The NHS is committed to providing digital tools for patients, and the NHS App can make everyday healthcare simpler, from ordering repeat prescriptions and booking appointments to viewing your record and receiving messages from your GP surgery. But not everyone finds it easy to use digital health tools.
Coventry and Warwickshire is home to around 1.2 million people and includes a mix of towns and rural areas. It is also a very diverse area, with many different languages, cultures and levels of digital confidence. This means a one-size-fits-all approach does not work when it comes to digital health. Use of the NHS App varied widely between GP practices and among different communities.
The challenge
Coventry and Warwickshire Integrated Primary Care’s Digital Champions team is commissioned by Coventry & Warwickshire Integrated Care Board (ICB) to improve digital access and help patients and practices feel confident using the NHS App.
There is a national aim for every GP practice to reach 65% NHS App uptake amongst patients. When our team started this initiative, uptake across Coventry and Warwickshire varied greatly, with some GP practices seeing only 40-50% of patients using the app.
Key challenges we needed to address included:
- Language barriers, with the app only available in English, excluding pockets of the population across Coventry and Warwickshire
- Accessibility issues for people with learning disabilities, visual impairment, or low digital confidence
- Reaching people who work, study or cannot attend drop-in sessions during the day
- Busy GP practices, with limited time or familiarity with the app to offer one-to-one digital help to patients
- Patients unaware of how digital tools could support them in managing their health needs
Our approach
The Champions focused on the biggest barriers stopping people from using the NHS App and put practical solutions in place. This included:
- Developing step-by-step NHS App guides in key community languages including Punjabi, Urdu, Polish and Nepali.
- Creating simple visual guides with screenshots and clear explanations, which GP practices could display on waiting room screens.
- Working with learning disability experts to make materials clearer and easier to follow.
- Creating information that met accessibility standards for font size, colour contrast and readability to support patients with visual impairments.
We then created a shared online hub where GP practices could easily access these patient-friendly guides, training materials and digital support tools.
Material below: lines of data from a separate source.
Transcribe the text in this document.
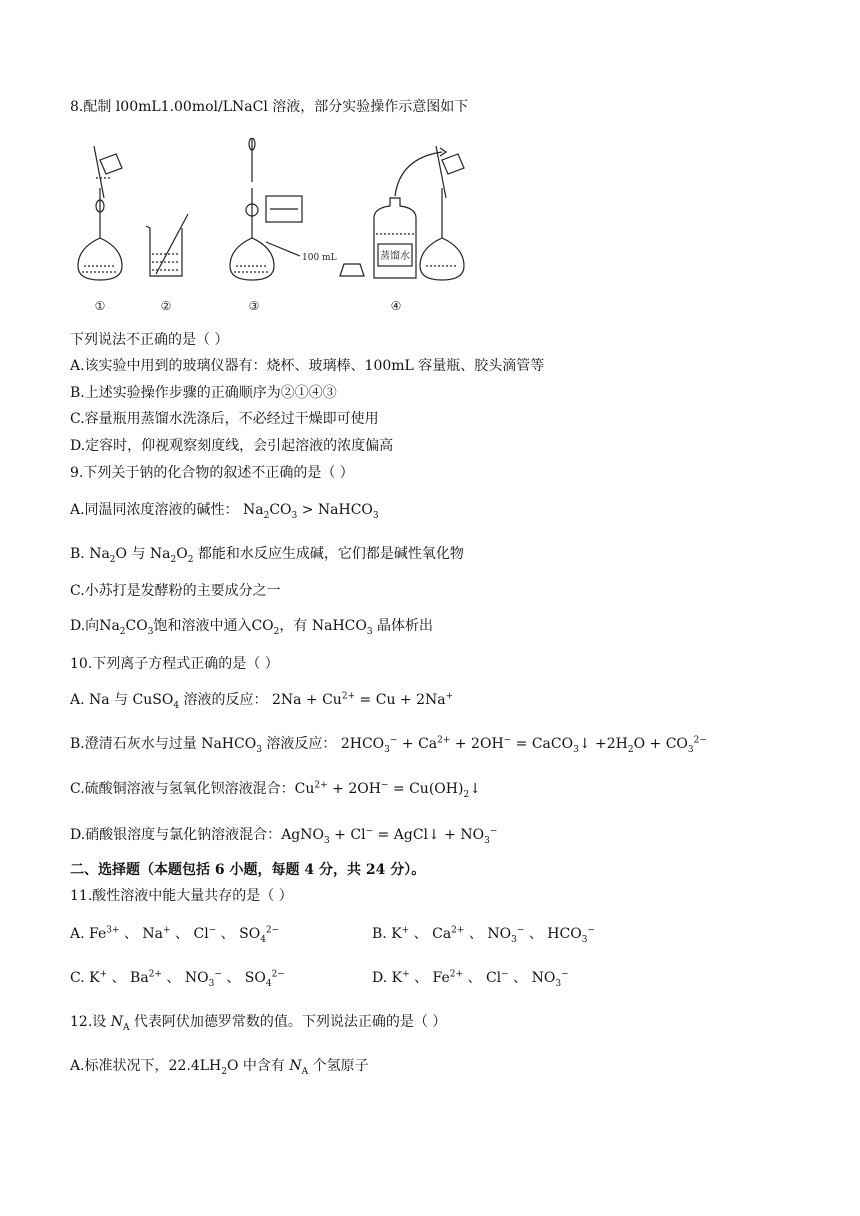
8.配制 l00mL1.00mol/LNaCl 溶液，部分实验操作示意图如下
①	②
100 mL
③
蒸馏水
④
下列说法不正确的是（ ）
A.该实验中用到的玻璃仪器有：烧杯、玻璃棒、100mL 容量瓶、胶头滴管等
B.上述实验操作步骤的正确顺序为②①④③
C.容量瓶用蒸馏水洗涤后，不必经过干燥即可使用
D.定容时，仰视观察刻度线，会引起溶液的浓度偏高
9.下列关于钠的化合物的叙述不正确的是（ ）
A.同温同浓度溶液的碱性： $Na_2CO_3$ > NaHCO$_3$
B. $Na_2O$ 与 $Na_2O_2$ 都能和水反应生成碱，它们都是碱性氧化物
C.小苏打是发酵粉的主要成分之一
D.向$Na_2CO_3$饱和溶液中通入$CO_2$，有 NaHCO$_3$ 晶体析出
10.下列离子方程式正确的是（ ）
A. Na 与 CuSO$_4$ 溶液的反应： $2Na + Cu^{2+} = Cu + 2Na^+$
B.澄清石灰水与过量 NaHCO$_3$ 溶液反应： $2HCO_3^- + Ca^{2+} + 2OH^-$ = CaCO$_3$↓ $+2H_2O + CO_3^{2-}$
C.硫酸铜溶液与氢氧化钡溶液混合：$Cu^{2+} + 2OH^-$ = $Cu(OH)_2↓$
D.硝酸银溶度与氯化钠溶液混合：AgNO$_3$ + Cl− = AgCl↓ + $NO_3^-$
二、选择题（本题包括 6 小题，每题 4 分，共 24 分）。
11.酸性溶液中能大量共存的是（ ）
A. $Fe^{3+}$ 、 Na+ 、 Cl− 、 $SO_4^{2-}$	B. K+ 、 $Ca^{2+}$ 、 $NO_3^-$ 、 $HCO_3^-$
C. K+ 、 $Ba^{2+}$ 、 $NO_3^-$ 、 $SO_4^{2-}$	D. K+ 、 $Fe^{2+}$ 、 Cl− 、 $NO_3^-$
12.设 $N_A$ 代表阿伏加德罗常数的值。下列说法正确的是（ ）
A.标准状况下，$22.4LH_2O$ 中含有 $N_A$ 个氢原子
Recognising that not everyone can attend weekday drop-in sessions at their local GP practice, the team actively arranged or worked alongside existing events which many people were already attending, including:
- Visiting factories and large employers within the area
- Co-ordinating with Men’s health events
- Community centres, warm hubs and village halls
- Vaccination clinics and local events
- Asylum accommodation setting, in conjunction with the named GP practice
- Universities and other education settings
At these events, the Digital Champions showed people how to set up and navigate the NHS App and website, explained how to order prescriptions, book appointments, and manage health on behalf of others (proxy access) at any time of day. They adapted materials on the spot when unexpected language needs were identified and helped people find other digital options if the NHS App was not available on their app store.
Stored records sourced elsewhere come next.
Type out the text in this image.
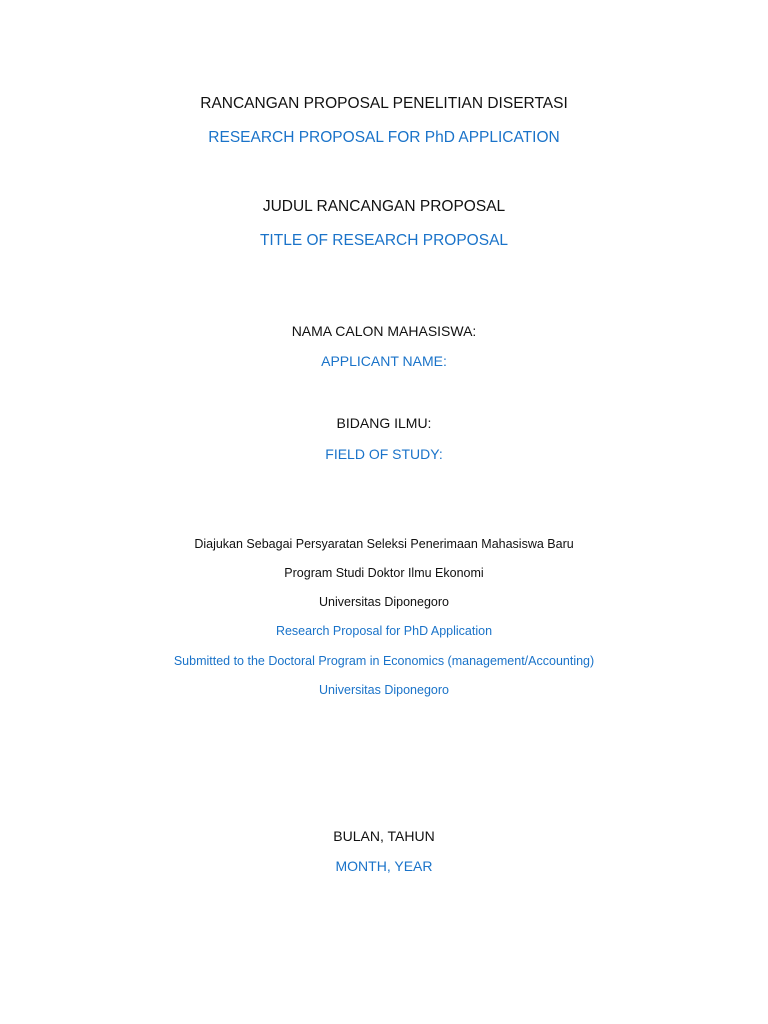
RANCANGAN PROPOSAL PENELITIAN DISERTASI
RESEARCH PROPOSAL FOR PhD APPLICATION
JUDUL RANCANGAN PROPOSAL
TITLE OF RESEARCH PROPOSAL
NAMA CALON MAHASISWA:
APPLICANT NAME:
BIDANG ILMU:
FIELD OF STUDY:
Diajukan Sebagai Persyaratan Seleksi Penerimaan Mahasiswa Baru
Program Studi Doktor Ilmu Ekonomi
Universitas Diponegoro
Research Proposal for PhD Application
Submitted to the Doctoral Program in Economics (management/Accounting)
Universitas Diponegoro
BULAN, TAHUN
MONTH, YEAR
To reach more people and empower staff, the Champions trained other health and care staff including GP reception and practice teams, pharmacists and pharmacy technicians, Patient Participation Groups (PPGs), social prescribers, health and wellbeing coaches and wider Primary Care Network staff. The ‘train the trainer’ approach helped staff feel more confident supporting patients with digital tools and ensured patients received clear and consistent advice across services.
The outcome
Thanks to this work, NHS App use across Coventry and Warwickshire has increased from around 57% to 67%, with some GP practices achieving uptake levels above 80%.
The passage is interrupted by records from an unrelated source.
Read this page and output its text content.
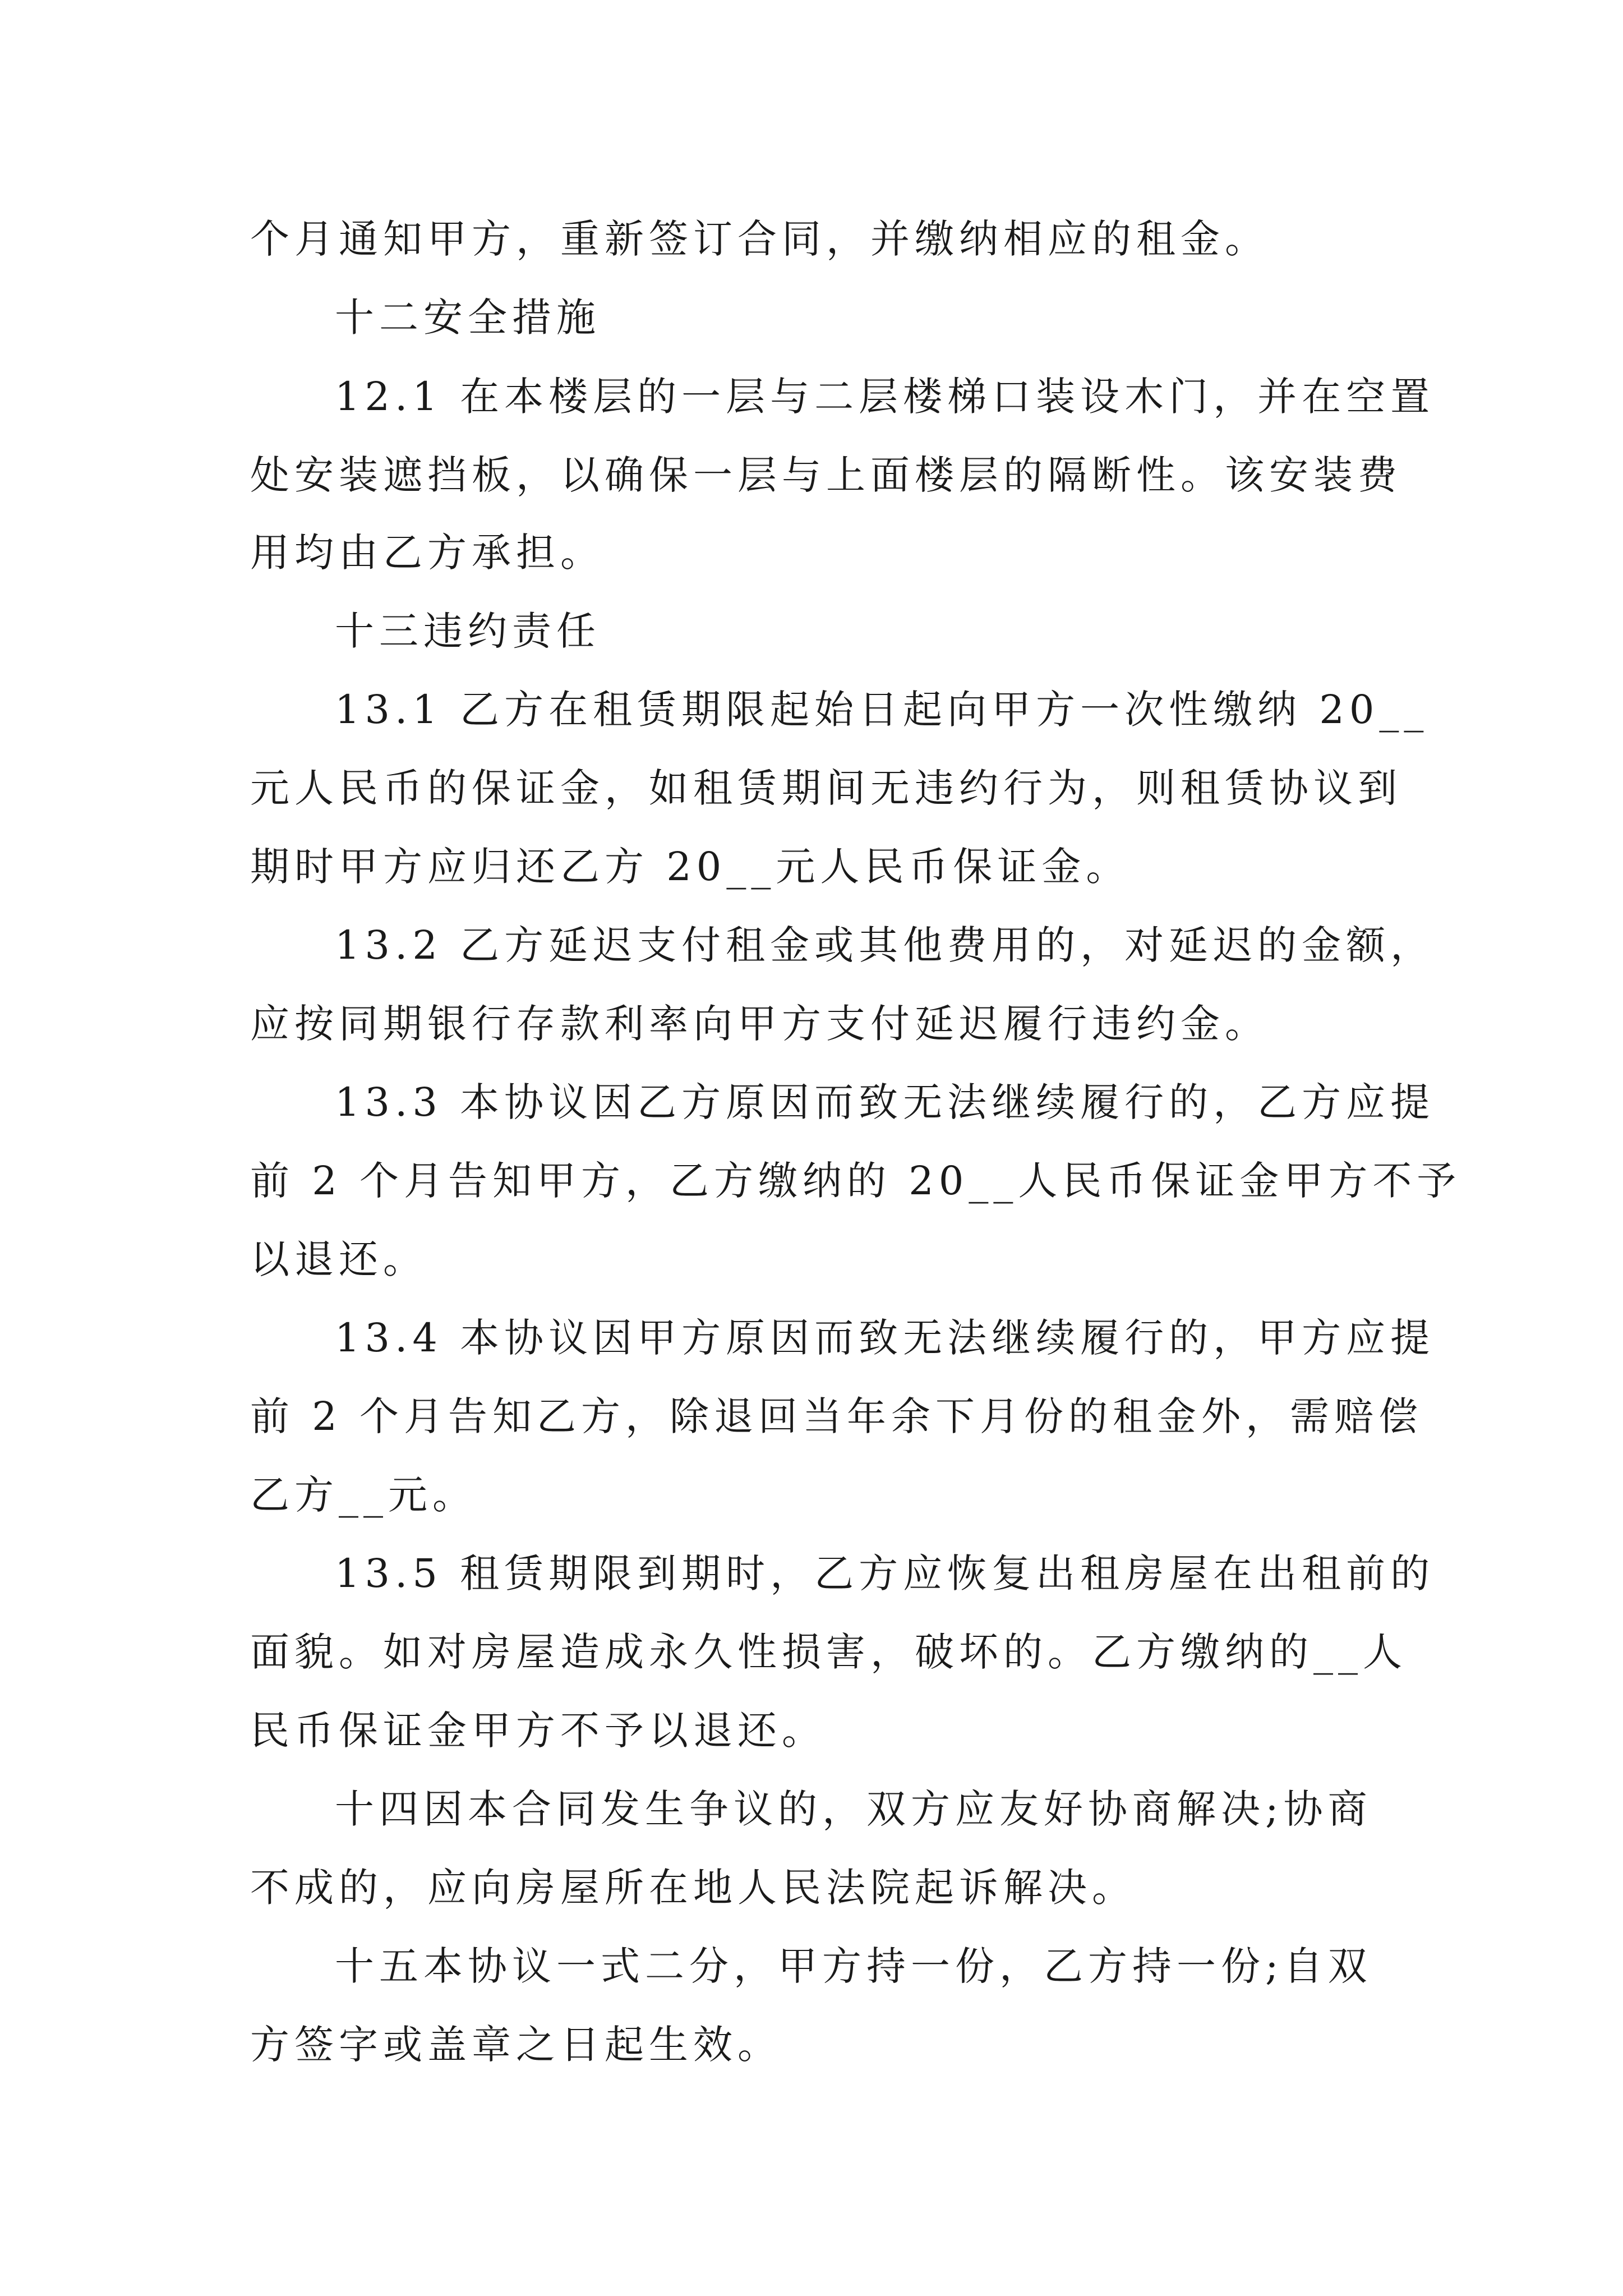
个月通知甲方，重新签订合同，并缴纳相应的租金。
十二安全措施
12.1 在本楼层的一层与二层楼梯口装设木门，并在空置
处安装遮挡板，以确保一层与上面楼层的隔断性。该安装费
用均由乙方承担。
十三违约责任
13.1 乙方在租赁期限起始日起向甲方一次性缴纳 20__
元人民币的保证金，如租赁期间无违约行为，则租赁协议到
期时甲方应归还乙方 20__元人民币保证金。
13.2 乙方延迟支付租金或其他费用的，对延迟的金额，
应按同期银行存款利率向甲方支付延迟履行违约金。
13.3 本协议因乙方原因而致无法继续履行的，乙方应提
前 2 个月告知甲方，乙方缴纳的 20__人民币保证金甲方不予
以退还。
13.4 本协议因甲方原因而致无法继续履行的，甲方应提
前 2 个月告知乙方，除退回当年余下月份的租金外，需赔偿
乙方__元。
13.5 租赁期限到期时，乙方应恢复出租房屋在出租前的
面貌。如对房屋造成永久性损害，破坏的。乙方缴纳的__人
民币保证金甲方不予以退还。
十四因本合同发生争议的，双方应友好协商解决;协商
不成的，应向房屋所在地人民法院起诉解决。
十五本协议一式二分，甲方持一份，乙方持一份;自双
方签字或盖章之日起生效。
Patients have reported feeling more confident using digital tools independently. They are more comfortable using the features in the app to support their health and access the right care at a time that suits them. This can reduce the need for routine phone calls to GP practices and pharmacies to request repeat prescriptions or check test results, for example.
Communities that had previously been missed by digital services, including people facing language, accessibility or work-related barriers, received tailored support and what the team learned from one community was quickly shared and reused in others.
Moving forward the Champions are continuing to train more health and care staff, work closely with GP practices, Primary Care Networks and aim to focus on areas where NHS App use is still lower. As new features are released, the team will also provide tools and services to continue education and access.
This work will help ensure even more people across Coventry and Warwickshire can benefit from digital healthcare in a way that works for them.